Sémiologue de formation, docteur de l’université Paris 7 en sciences des textes et documents, elle est également chercheure associée du Gripic, Groupe de Recherches Interdisciplinaires sur les Processus d'Information et de Communication (Université Paris-Sorbonne EA 1498). Ses thèmes de recherche et d’enseignement étudient l’analyse des pratiques, des usages et la représentation des corpus de textes et d’images dans l’économie des médiations. Son activité de critique d’art et de recension d’expositions sur le plateau de Peinture Fraîche sur France Culture l’amène aujourd’hui à s’interroger sur la notion de « parcours informationnel » et de circulation des publics comme réponse interactive adaptée à la création d’événements dans l’espace du musée.

Propos d’Annie Gentes & Isabelle Garron : Parcours de musées et réseaux mobiles adhoc : une tension irréconciliable ?
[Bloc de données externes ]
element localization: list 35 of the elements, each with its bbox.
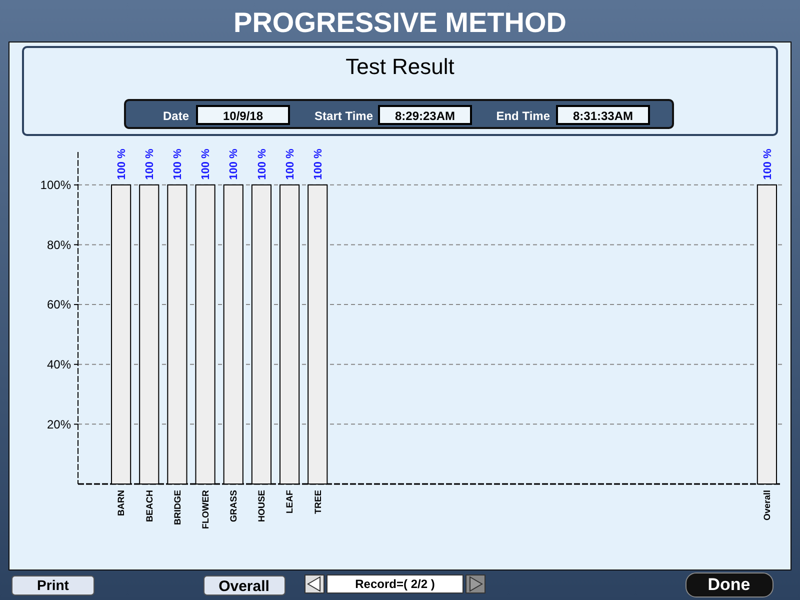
text: Start Time	[314, 109, 374, 123]
text: End Time	[496, 109, 550, 123]
x-tick-label: BEACH	[144, 490, 154, 522]
text: Overall	[218, 578, 270, 595]
x-tick-label: FLOWER	[200, 490, 210, 529]
y-tick-label: 60%	[46, 298, 72, 312]
chart-subtitle: Test Result	[346, 54, 454, 79]
text: Print	[37, 577, 70, 593]
text: Done	[708, 575, 750, 594]
text: 8:29:23AM	[394, 109, 456, 123]
x-tick-label: HOUSE	[256, 490, 267, 522]
data-label: 100 %	[256, 148, 268, 180]
data-label: 100 %	[200, 148, 212, 180]
text: 8:31:33AM	[572, 109, 634, 123]
data-label: 100 %	[762, 148, 774, 180]
data-label: 100 %	[284, 148, 296, 180]
y-tick-label: 80%	[46, 238, 72, 252]
text: 10/9/18	[222, 109, 264, 123]
x-tick-label: LEAF	[284, 490, 295, 514]
y-tick-label: 100%	[40, 178, 72, 192]
data-label: 100 %	[144, 148, 156, 180]
chart-title: PROGRESSIVE METHOD	[234, 7, 566, 38]
y-tick-label: 20%	[46, 417, 72, 432]
x-tick-label: TREE	[312, 490, 323, 514]
data-label: 100 %	[228, 148, 240, 180]
x-tick-label: BARN	[116, 490, 126, 516]
data-label: 100 %	[172, 148, 184, 180]
x-tick-label: BRIDGE	[172, 490, 182, 526]
data-label: 100 %	[312, 148, 324, 180]
x-tick-label: Overall	[762, 490, 772, 521]
x-tick-label: GRASS	[228, 490, 239, 522]
text: Date	[162, 109, 190, 123]
text: Record=( 2/2 )	[355, 577, 435, 591]
data-label: 100 %	[116, 148, 128, 180]
y-tick-label: 40%	[46, 358, 72, 372]
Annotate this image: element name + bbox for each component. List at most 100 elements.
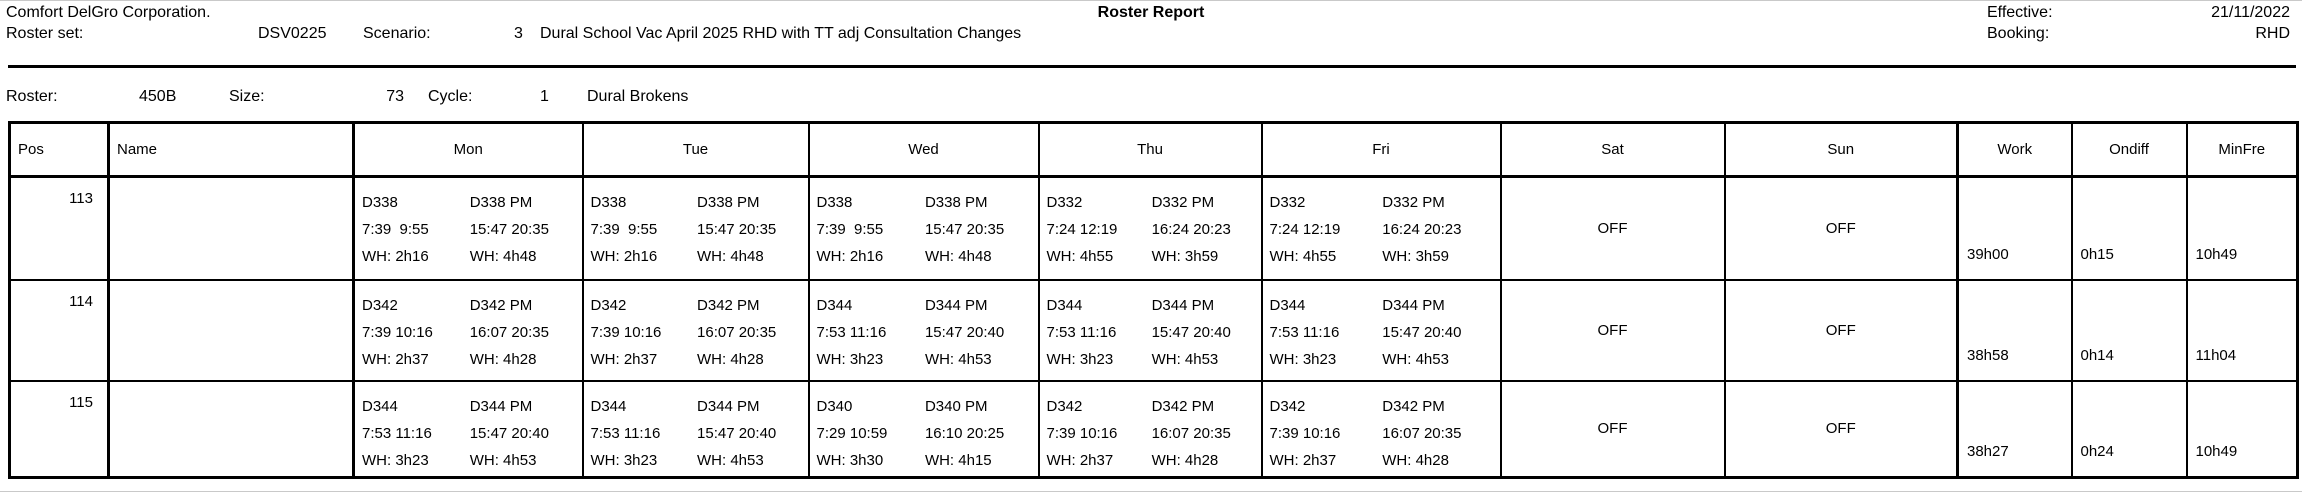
cycle-value: 1: [540, 88, 549, 105]
day-cell-wed: D344 7:53 11:16 WH: 3h23 D344 PM 15:47 2…: [807, 278, 1040, 382]
col-header-sun: Sun: [1723, 121, 1959, 178]
duty-times: 7:39 10:16: [362, 323, 433, 341]
roster-description: Dural Brokens: [587, 88, 689, 105]
duty-working-hours: WH: 2h37: [1046, 451, 1114, 469]
roster-label: Roster:: [6, 88, 58, 105]
work-total-cell: 38h27: [1956, 379, 2073, 479]
duty-working-hours: WH: 4h53: [924, 350, 992, 368]
duty-working-hours: WH: 4h28: [1151, 451, 1219, 469]
duty-code: D332 PM: [1151, 194, 1215, 211]
day-cell-tue: D338 7:39 9:55 WH: 2h16 D338 PM 15:47 20…: [581, 175, 810, 281]
duty-times: 15:47 20:40: [1151, 323, 1231, 341]
day-cell-fri: D342 7:39 10:16 WH: 2h37 D342 PM 16:07 2…: [1260, 379, 1502, 479]
duty-am: D344 7:53 11:16 WH: 3h23: [811, 292, 919, 373]
minfre-cell: 10h49: [2185, 379, 2299, 479]
duty-times: 7:53 11:16: [590, 424, 661, 442]
ondiff-cell: 0h15: [2070, 175, 2188, 281]
duty-times: 7:39 9:55: [590, 221, 658, 238]
duty-pm: D344 PM 15:47 20:40 WH: 4h53: [1146, 292, 1260, 373]
duty-working-hours: WH: 4h53: [1151, 350, 1219, 368]
col-header-sat: Sat: [1499, 121, 1726, 178]
duty-pm: D344 PM 15:47 20:40 WH: 4h53: [691, 393, 806, 474]
day-cell-sun: OFF: [1723, 278, 1959, 382]
effective-label: Effective:: [1987, 4, 2053, 21]
duty-pm: D338 PM 15:47 20:35 WH: 4h48: [919, 189, 1037, 270]
duty-am: D342 7:39 10:16 WH: 2h37: [357, 292, 464, 373]
pos-cell: 114: [8, 278, 110, 382]
duty-times: 7:24 12:19: [1269, 221, 1341, 238]
duty-times: 7:53 11:16: [1269, 323, 1340, 341]
col-header-wed: Wed: [807, 121, 1040, 178]
duty-times: 16:24 20:23: [1151, 221, 1231, 238]
duty-pm: D344 PM 15:47 20:40 WH: 4h53: [1376, 292, 1498, 373]
duty-code: D344: [816, 296, 853, 314]
duty-working-hours: WH: 3h23: [362, 451, 429, 469]
duty-code: D342: [1269, 397, 1306, 415]
booking-label: Booking:: [1987, 25, 2050, 42]
duty-times: 16:10 20:25: [924, 424, 1005, 442]
roster-set-value: DSV0225: [258, 25, 327, 42]
day-cell-wed: D340 7:29 10:59 WH: 3h30 D340 PM 16:10 2…: [807, 379, 1040, 479]
day-cell-tue: D344 7:53 11:16 WH: 3h23 D344 PM 15:47 2…: [581, 379, 810, 479]
duty-working-hours: WH: 4h55: [1046, 248, 1114, 265]
duty-working-hours: WH: 3h59: [1151, 248, 1219, 265]
duty-code: D338 PM: [924, 194, 988, 211]
header-divider-rule: [8, 65, 2296, 68]
duty-code: D342 PM: [697, 296, 760, 314]
duty-times: 15:47 20:35: [924, 221, 1005, 238]
duty-pm: D332 PM 16:24 20:23 WH: 3h59: [1376, 189, 1498, 270]
duty-times: 16:07 20:35: [1382, 424, 1462, 442]
day-cell-sun: OFF: [1723, 175, 1959, 281]
duty-code: D344 PM: [1151, 296, 1215, 314]
duty-working-hours: WH: 4h48: [697, 248, 764, 265]
duty-working-hours: WH: 3h23: [1046, 350, 1114, 368]
pos-cell: 113: [8, 175, 110, 281]
duty-working-hours: WH: 4h55: [1269, 248, 1337, 265]
duty-code: D344 PM: [469, 397, 533, 415]
duty-code: D344: [590, 397, 627, 415]
duty-working-hours: WH: 4h28: [469, 350, 537, 368]
duty-am: D342 7:39 10:16 WH: 2h37: [1041, 393, 1146, 474]
col-header-pos: Pos: [8, 121, 110, 178]
size-value: 73: [386, 88, 404, 105]
duty-working-hours: WH: 3h30: [816, 451, 884, 469]
duty-times: 16:07 20:35: [697, 323, 777, 341]
duty-working-hours: WH: 4h53: [697, 451, 764, 469]
duty-am: D338 7:39 9:55 WH: 2h16: [585, 189, 692, 270]
minfre-cell: 10h49: [2185, 175, 2299, 281]
page-top-divider: [0, 0, 2302, 1]
pos-cell: 115: [8, 379, 110, 479]
duty-times: 7:53 11:16: [362, 424, 432, 442]
duty-code: D342 PM: [469, 296, 533, 314]
duty-times: 15:47 20:35: [469, 221, 549, 238]
roster-table: Pos Name Mon Tue Wed Thu Fri Sat Sun Wor…: [8, 121, 2299, 479]
name-cell: [107, 278, 355, 382]
duty-times: 16:24 20:23: [1382, 221, 1462, 238]
duty-am: D344 7:53 11:16 WH: 3h23: [1041, 292, 1146, 373]
col-header-name: Name: [107, 121, 355, 178]
duty-working-hours: WH: 2h16: [816, 248, 884, 265]
day-cell-thu: D342 7:39 10:16 WH: 2h37 D342 PM 16:07 2…: [1037, 379, 1263, 479]
duty-code: D344: [1269, 296, 1306, 314]
duty-times: 16:07 20:35: [1151, 424, 1231, 442]
duty-code: D338: [362, 194, 398, 211]
duty-working-hours: WH: 4h15: [924, 451, 992, 469]
day-cell-fri: D332 7:24 12:19 WH: 4h55 D332 PM 16:24 2…: [1260, 175, 1502, 281]
duty-code: D342: [590, 296, 627, 314]
duty-working-hours: WH: 3h23: [816, 350, 884, 368]
duty-code: D344 PM: [924, 296, 988, 314]
duty-working-hours: WH: 2h37: [590, 350, 658, 368]
duty-code: D338 PM: [469, 194, 533, 211]
col-header-ondiff: Ondiff: [2070, 121, 2188, 178]
duty-working-hours: WH: 4h28: [697, 350, 764, 368]
scenario-number: 3: [514, 25, 523, 42]
day-cell-thu: D332 7:24 12:19 WH: 4h55 D332 PM 16:24 2…: [1037, 175, 1263, 281]
duty-times: 7:39 10:16: [1269, 424, 1341, 442]
report-title: Roster Report: [1097, 4, 1205, 21]
duty-code: D342 PM: [1382, 397, 1445, 415]
col-header-mon: Mon: [352, 121, 584, 178]
day-cell-sun: OFF: [1723, 379, 1959, 479]
duty-pm: D340 PM 16:10 20:25 WH: 4h15: [919, 393, 1037, 474]
booking-value: RHD: [2255, 25, 2290, 42]
day-cell-sat: OFF: [1499, 379, 1726, 479]
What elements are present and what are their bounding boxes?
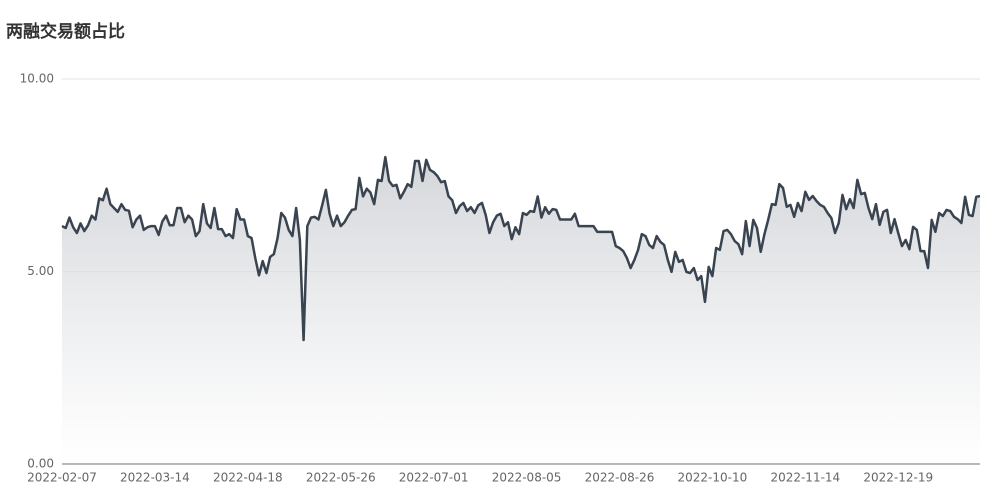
x-tick-label: 2022-12-19: [863, 471, 933, 485]
area: [62, 157, 980, 464]
x-tick-label: 2022-02-07: [27, 471, 97, 485]
chart-title: 两融交易额占比: [6, 21, 125, 42]
x-tick-label: 2022-04-18: [213, 471, 283, 485]
x-tick-label: 2022-08-05: [492, 471, 562, 485]
y-tick-label: 10.00: [20, 72, 54, 86]
y-tick-label: 0.00: [27, 457, 54, 471]
x-tick-label: 2022-07-01: [399, 471, 469, 485]
y-tick-label: 5.00: [27, 264, 54, 278]
line: [61, 155, 981, 342]
x-tick-label: 2022-11-14: [770, 471, 840, 485]
x-tick-label: 2022-05-26: [306, 471, 376, 485]
x-tick-label: 2022-10-10: [678, 471, 748, 485]
x-tick-label: 2022-08-26: [585, 471, 655, 485]
x-tick-label: 2022-03-14: [120, 471, 190, 485]
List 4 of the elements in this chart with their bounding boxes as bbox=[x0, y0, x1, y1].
Nous proposons une réflexion prospective sur l’usage des appareils mobiles en réseau dans le musée. Smart phone, PDA, tablette internet, introduisent un nouveau média à l’intérieur du musée, qui, contrairement aux « terminaux » de type audioguide ou même pocket PC « clos » peuvent remettre en cause l’organisation pensée de la visite muséale. Nous questionnons le potentiel proprement disruptif de réseaux autres que ceux, hiérarchiques, imposés par l’institution. Un PDA en réseau adhoc n’est pas un simple player, ni un simple récepteur. C’est un émetteur et un outil d’écriture voire un outil d’acquisition. Il est intime mais pas exclusif : on peut communiquer avec les autres visiteurs sans passer par un serveur central. On peut bien sûr limiter le réseau et l’appareil pour lui assigner les fonctionnalités d’un simple récepteur- player, mais l’enjeu pour les designers et les chercheurs sur les médias est de contribuer à la définition de ces technologies naissantes dans leur contexte. Nous présenterons ainsi des pistes de réflexion autour des outils de création de récits personnels et de récits communs et d’outils de création de collectifs spontanés en interaction avec les musées.